A diferença entre inflação de base monetária e inflação de preços explica como governos expandem moeda sem gerar riqueza — e por que essa conta sempre recai sobre quem produz.

“Inflação de base monetária” não é a mesma coisa que a inflação de preços ao consumidor que sentimos diariamente no mercado, no posto de gasolina ou na padaria. Essa distinção, quase sempre ignorada pelo governo e pela grande mídia, é fundamental para entender por que o Estado é o verdadeiro motor da desvalorização do dinheiro.

A chamada inflação de base monetária ocorre quando aumenta a quantidade de dinheiro circulando na economia, muito antes de isso se refletir no índice oficial de preços (como o IPCA). O Banco Central acompanha esse fenômeno por meio dos agregados monetários — medidas que mostram quanto dinheiro está disponível no sistema.

Pense numa pirâmide: na base está o dinheiro mais líquido (fácil de usar), e nas camadas superiores, ativos menos líquidos.

M0 – A base monetária



  • Inclui todo o dinheiro físico em circulação (cédulas e moedas) e as reservas que os bancos comerciais mantêm no Banco Central.




  • É o agregado mais básico e, justamente por isso, o que o governo pode manipular de forma mais direta.



M1 – Dinheiro imediato



  • Soma o M0 mais os depósitos à vista (contas correntes).




  • Representa o dinheiro que está imediatamente disponível para transações, e por isso é um dos indicadores mais importantes para medir a liquidez real na economia.

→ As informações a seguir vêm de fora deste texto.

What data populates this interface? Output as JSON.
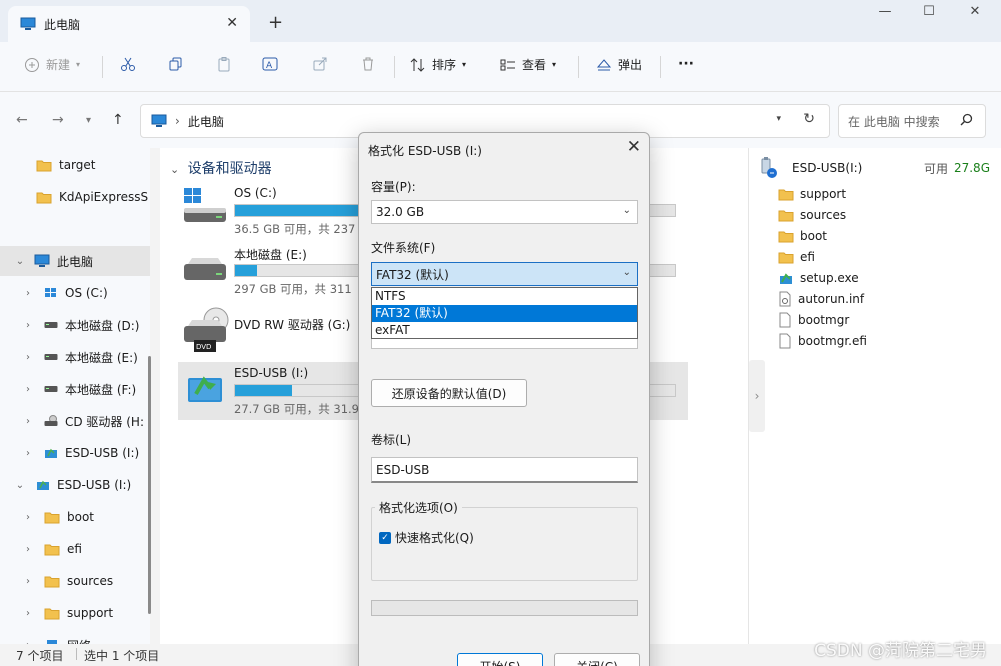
{
  "window": {
    "tab_title": "此电脑",
    "new_tab": "+",
    "minimize": "—",
    "maximize": "☐",
    "close": "✕"
  },
  "toolbar": {
    "new_label": "新建",
    "sort_label": "排序",
    "view_label": "查看",
    "eject_label": "弹出",
    "more_label": "···"
  },
  "address": {
    "path_root": "此电脑",
    "search_placeholder": "在 此电脑 中搜索"
  },
  "nav": {
    "items": [
      {
        "label": "target"
      },
      {
        "label": "KdApiExpressS"
      },
      {
        "label": "此电脑"
      },
      {
        "label": "OS (C:)"
      },
      {
        "label": "本地磁盘 (D:)"
      },
      {
        "label": "本地磁盘 (E:)"
      },
      {
        "label": "本地磁盘 (F:)"
      },
      {
        "label": "CD 驱动器 (H:"
      },
      {
        "label": "ESD-USB (I:)"
      },
      {
        "label": "ESD-USB (I:)"
      },
      {
        "label": "boot"
      },
      {
        "label": "efi"
      },
      {
        "label": "sources"
      },
      {
        "label": "support"
      },
      {
        "label": "网络"
      }
    ]
  },
  "main": {
    "group_title": "设备和驱动器",
    "drives": [
      {
        "name": "OS (C:)",
        "info": "36.5 GB 可用，共 237",
        "used_fraction": 0.85
      },
      {
        "name": "本地磁盘 (E:)",
        "info": "297 GB 可用，共 311",
        "used_fraction": 0.05
      },
      {
        "name": "DVD RW 驱动器 (G:)",
        "info": "",
        "used_fraction": 0
      },
      {
        "name": "ESD-USB (I:)",
        "info": "27.7 GB 可用，共 31.9",
        "used_fraction": 0.13
      }
    ]
  },
  "right_pane": {
    "drive_name": "ESD-USB(I:)",
    "free_label": "可用",
    "free_value": "27.8G",
    "items": [
      {
        "label": "support",
        "kind": "folder"
      },
      {
        "label": "sources",
        "kind": "folder"
      },
      {
        "label": "boot",
        "kind": "folder"
      },
      {
        "label": "efi",
        "kind": "folder"
      },
      {
        "label": "setup.exe",
        "kind": "setup"
      },
      {
        "label": "autorun.inf",
        "kind": "config"
      },
      {
        "label": "bootmgr",
        "kind": "file"
      },
      {
        "label": "bootmgr.efi",
        "kind": "file"
      }
    ]
  },
  "status": {
    "count": "7 个项目",
    "selected": "选中 1 个项目"
  },
  "dialog": {
    "title": "格式化 ESD-USB (I:)",
    "capacity_label": "容量(P):",
    "capacity_value": "32.0 GB",
    "fs_label": "文件系统(F)",
    "fs_value": "FAT32 (默认)",
    "fs_options": [
      "NTFS",
      "FAT32 (默认)",
      "exFAT"
    ],
    "fs_highlighted": "FAT32 (默认)",
    "restore_button": "还原设备的默认值(D)",
    "volume_label": "卷标(L)",
    "volume_value": "ESD-USB",
    "options_group": "格式化选项(O)",
    "quick_format": "快速格式化(Q)",
    "quick_format_checked": true,
    "start_button": "开始(S)",
    "close_button": "关闭(C)",
    "progress_fraction": 0
  },
  "watermark": "CSDN @菏院第二宅男",
  "colors": {
    "accent": "#0078d7",
    "bar_fill": "#26a0da",
    "folder": "#f2c14e"
  }
}
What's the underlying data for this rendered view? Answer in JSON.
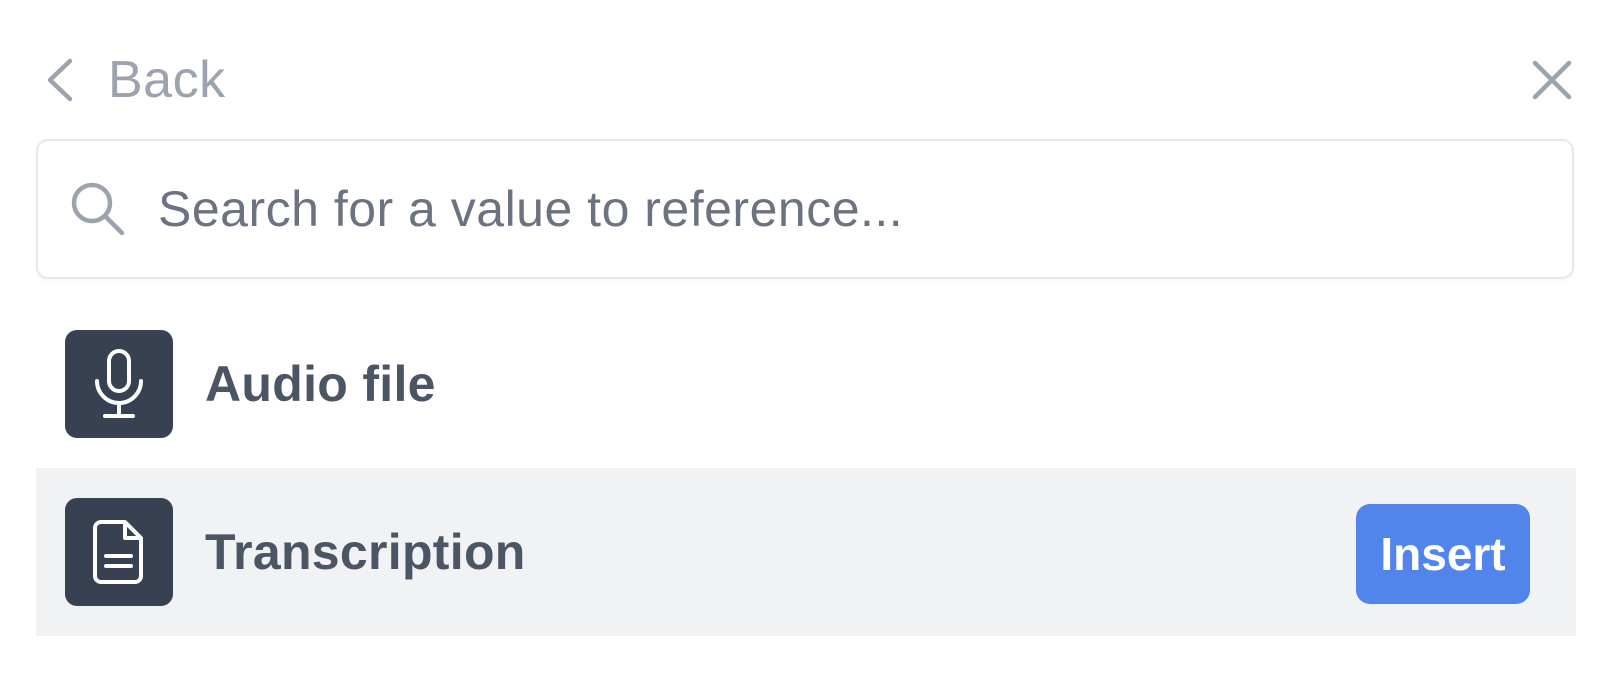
{
  "header": {
    "back_label": "Back",
    "back_icon": "chevron-left-icon",
    "close_icon": "close-icon"
  },
  "search": {
    "value": "",
    "placeholder": "Search for a value to reference...",
    "icon": "search-icon"
  },
  "items": [
    {
      "label": "Audio file",
      "icon": "microphone-icon",
      "selected": false
    },
    {
      "label": "Transcription",
      "icon": "document-icon",
      "selected": true
    }
  ],
  "actions": {
    "insert_label": "Insert"
  },
  "colors": {
    "muted_text": "#9ca3af",
    "placeholder": "#6b7280",
    "icon_bg": "#374151",
    "item_text": "#4b5563",
    "selected_row_bg": "#f1f2f4",
    "accent": "#5185ec",
    "border": "#e5e7eb"
  }
}
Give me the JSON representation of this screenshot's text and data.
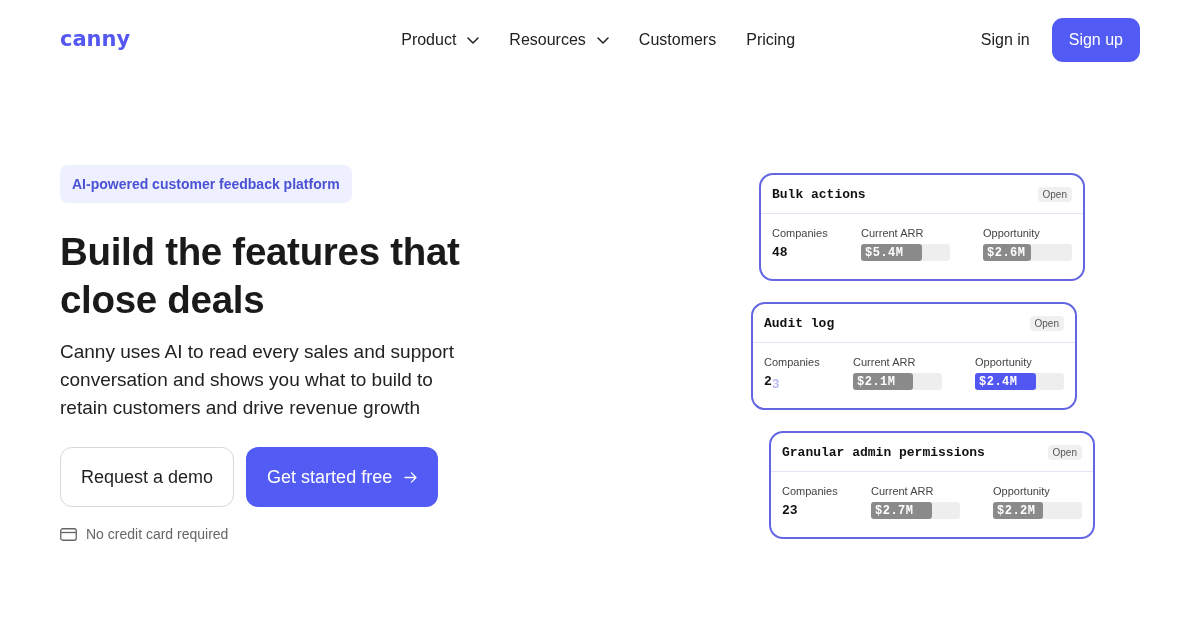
{
  "nav": {
    "logo": "canny",
    "links": [
      {
        "label": "Product",
        "has_menu": true
      },
      {
        "label": "Resources",
        "has_menu": true
      },
      {
        "label": "Customers",
        "has_menu": false
      },
      {
        "label": "Pricing",
        "has_menu": false
      }
    ],
    "sign_in": "Sign in",
    "sign_up": "Sign up"
  },
  "hero": {
    "badge": "AI-powered customer feedback platform",
    "heading": "Build the features that close deals",
    "description": "Canny uses AI to read every sales and support conversation and shows you what to build to retain customers and drive revenue growth",
    "buttons": [
      {
        "label": "Request a demo",
        "kind": "secondary"
      },
      {
        "label": "Get started free",
        "kind": "primary"
      }
    ],
    "note": "No credit card required"
  },
  "cards": [
    {
      "title": "Bulk actions",
      "status": "Open",
      "companies_label": "Companies",
      "companies": "48",
      "metrics": [
        {
          "label": "Current ARR",
          "value": "$5.4M",
          "level": 0.68,
          "highlighted": false
        },
        {
          "label": "Opportunity",
          "value": "$2.6M",
          "level": 0.54,
          "highlighted": false
        }
      ]
    },
    {
      "title": "Audit log",
      "status": "Open",
      "companies_label": "Companies",
      "companies": "2",
      "rolling_digit": "3",
      "metrics": [
        {
          "label": "Current ARR",
          "value": "$2.1M",
          "level": 0.67,
          "highlighted": false
        },
        {
          "label": "Opportunity",
          "value": "$2.4M",
          "level": 0.69,
          "highlighted": true
        }
      ]
    },
    {
      "title": "Granular admin permissions",
      "status": "Open",
      "companies_label": "Companies",
      "companies": "23",
      "metrics": [
        {
          "label": "Current ARR",
          "value": "$2.7M",
          "level": 0.68,
          "highlighted": false
        },
        {
          "label": "Opportunity",
          "value": "$2.2M",
          "level": 0.56,
          "highlighted": false
        }
      ]
    }
  ]
}
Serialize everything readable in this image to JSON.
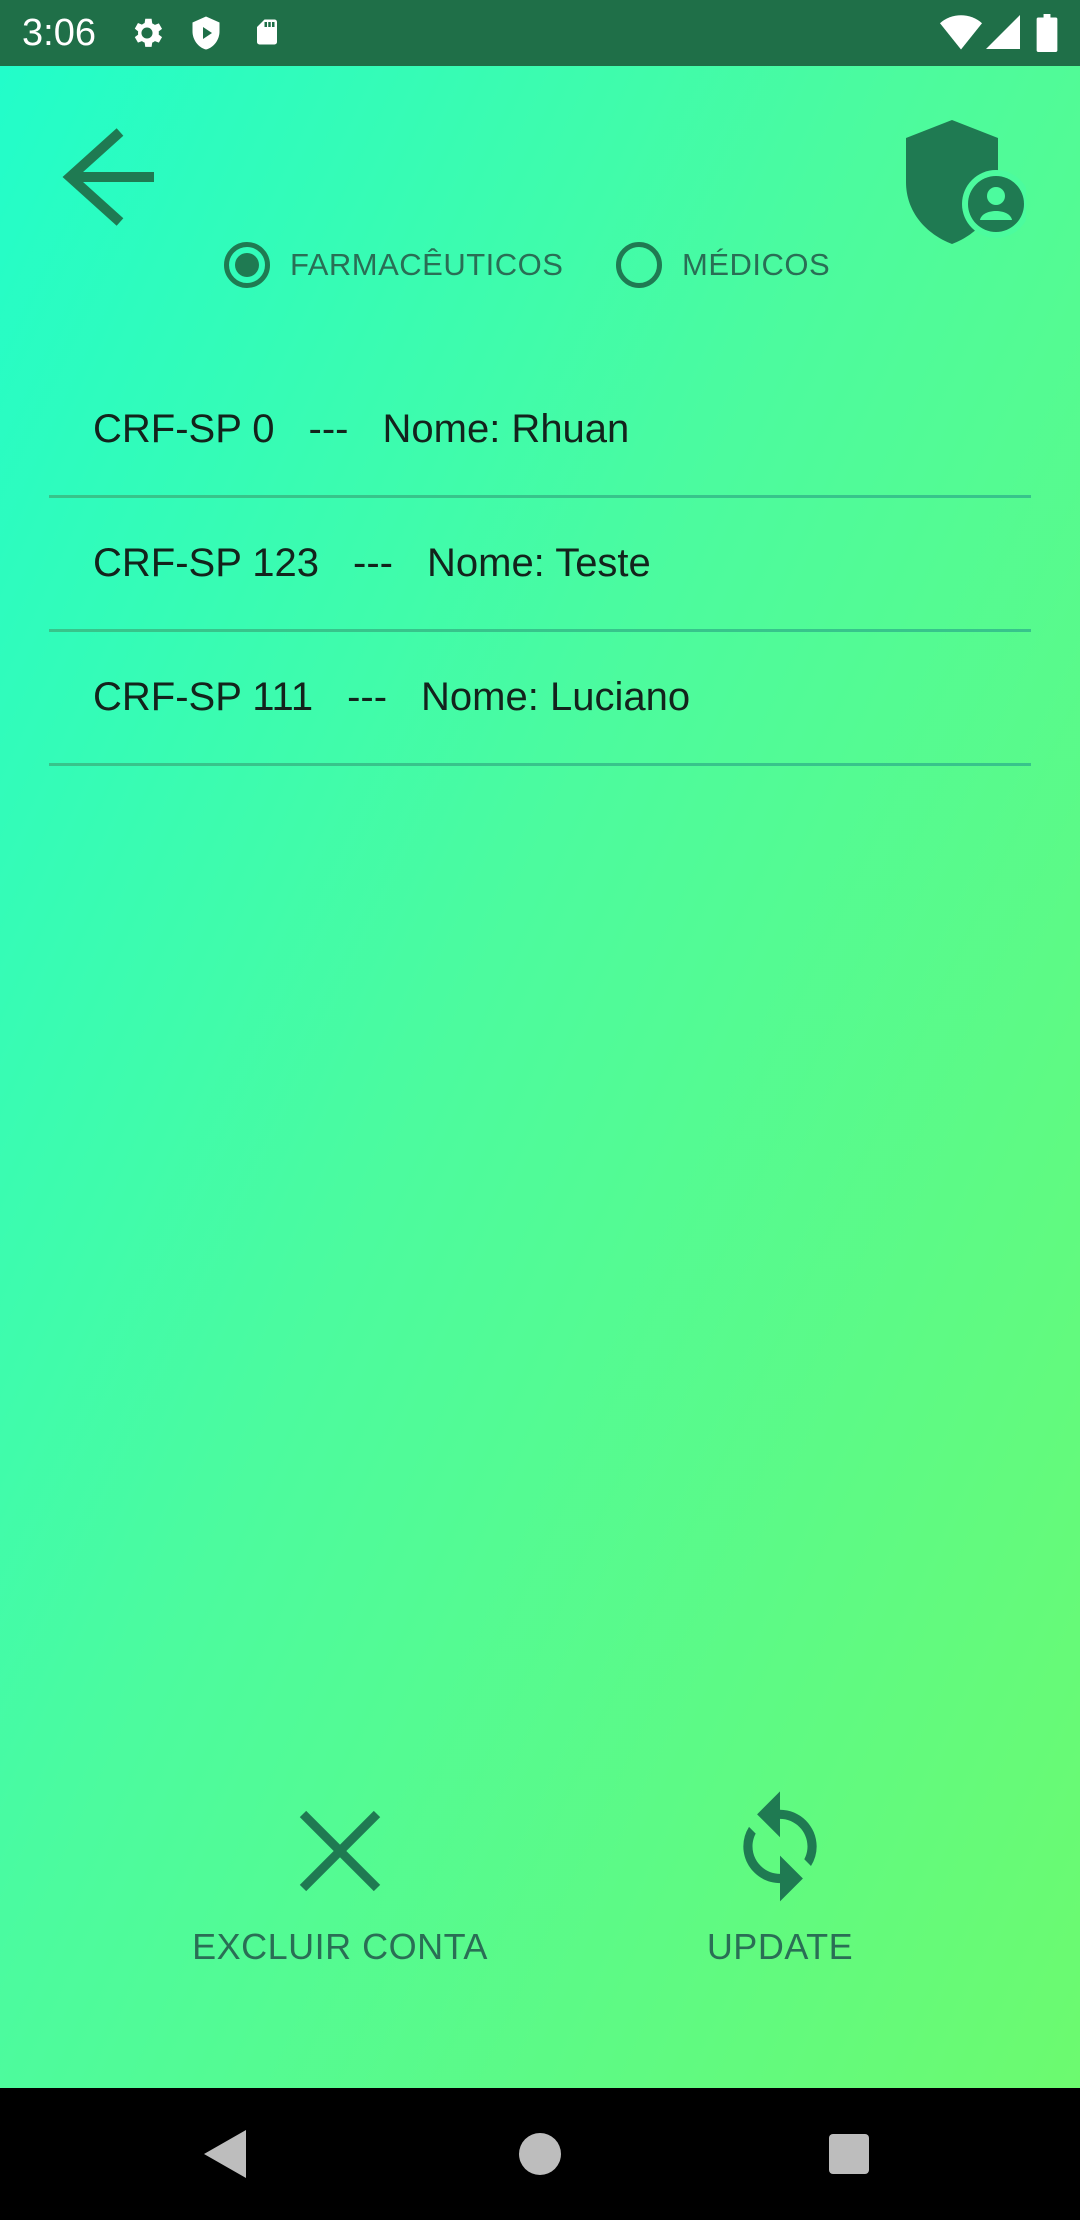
{
  "status_bar": {
    "time": "3:06",
    "icons_left": [
      "gear-icon",
      "shield-play-icon",
      "sd-card-icon"
    ],
    "icons_right": [
      "wifi-icon",
      "signal-icon",
      "battery-icon"
    ]
  },
  "header": {
    "back_icon": "arrow-left-icon",
    "profile_icon": "shield-account-icon"
  },
  "filter": {
    "options": [
      {
        "label": "FARMACÊUTICOS",
        "selected": true
      },
      {
        "label": "MÉDICOS",
        "selected": false
      }
    ]
  },
  "list": {
    "items": [
      {
        "crf": "CRF-SP 0",
        "sep": "---",
        "name": "Nome: Rhuan"
      },
      {
        "crf": "CRF-SP 123",
        "sep": "---",
        "name": "Nome: Teste"
      },
      {
        "crf": "CRF-SP 111",
        "sep": "---",
        "name": "Nome: Luciano"
      }
    ]
  },
  "actions": {
    "delete_label": "EXCLUIR CONTA",
    "update_label": "UPDATE"
  },
  "colors": {
    "accent": "#1f7a52",
    "status_bar": "#1f6f48",
    "gradient_start": "#22fdca",
    "gradient_end": "#6cfa6f"
  }
}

A diferença que poucos explicam

Enquanto a inflação de preços ao consumidor mede o aumento do custo de vida (quando o pão, o arroz ou a gasolina ficam mais caros), a inflação de base monetária mostra o quanto o governo já está corroendo o valor do seu dinheiro ao simplesmente imprimir mais moeda ou expandir crédito.

É nesse ponto que o cidadão é enganado: o aumento de preços é tratado como “culpa do mercado” ou de “fatores externos”, mas a raiz do problema está na expansão monetária feita pelo próprio Estado.

O peso do Estado no seu bolso

Cada vez que o governo decide gastar além da conta e emite moeda para se financiar, ele está criando uma inflação silenciosa, que logo mais chegará ao supermercado. É um imposto invisível, que não aparece na sua folha de pagamento, mas que diminui seu poder de compra todos os dias.













Eis o paradoxo: quanto mais o governo promete “controlar a inflação”, mais ele manipula a base monetária — e mais empobrece a população.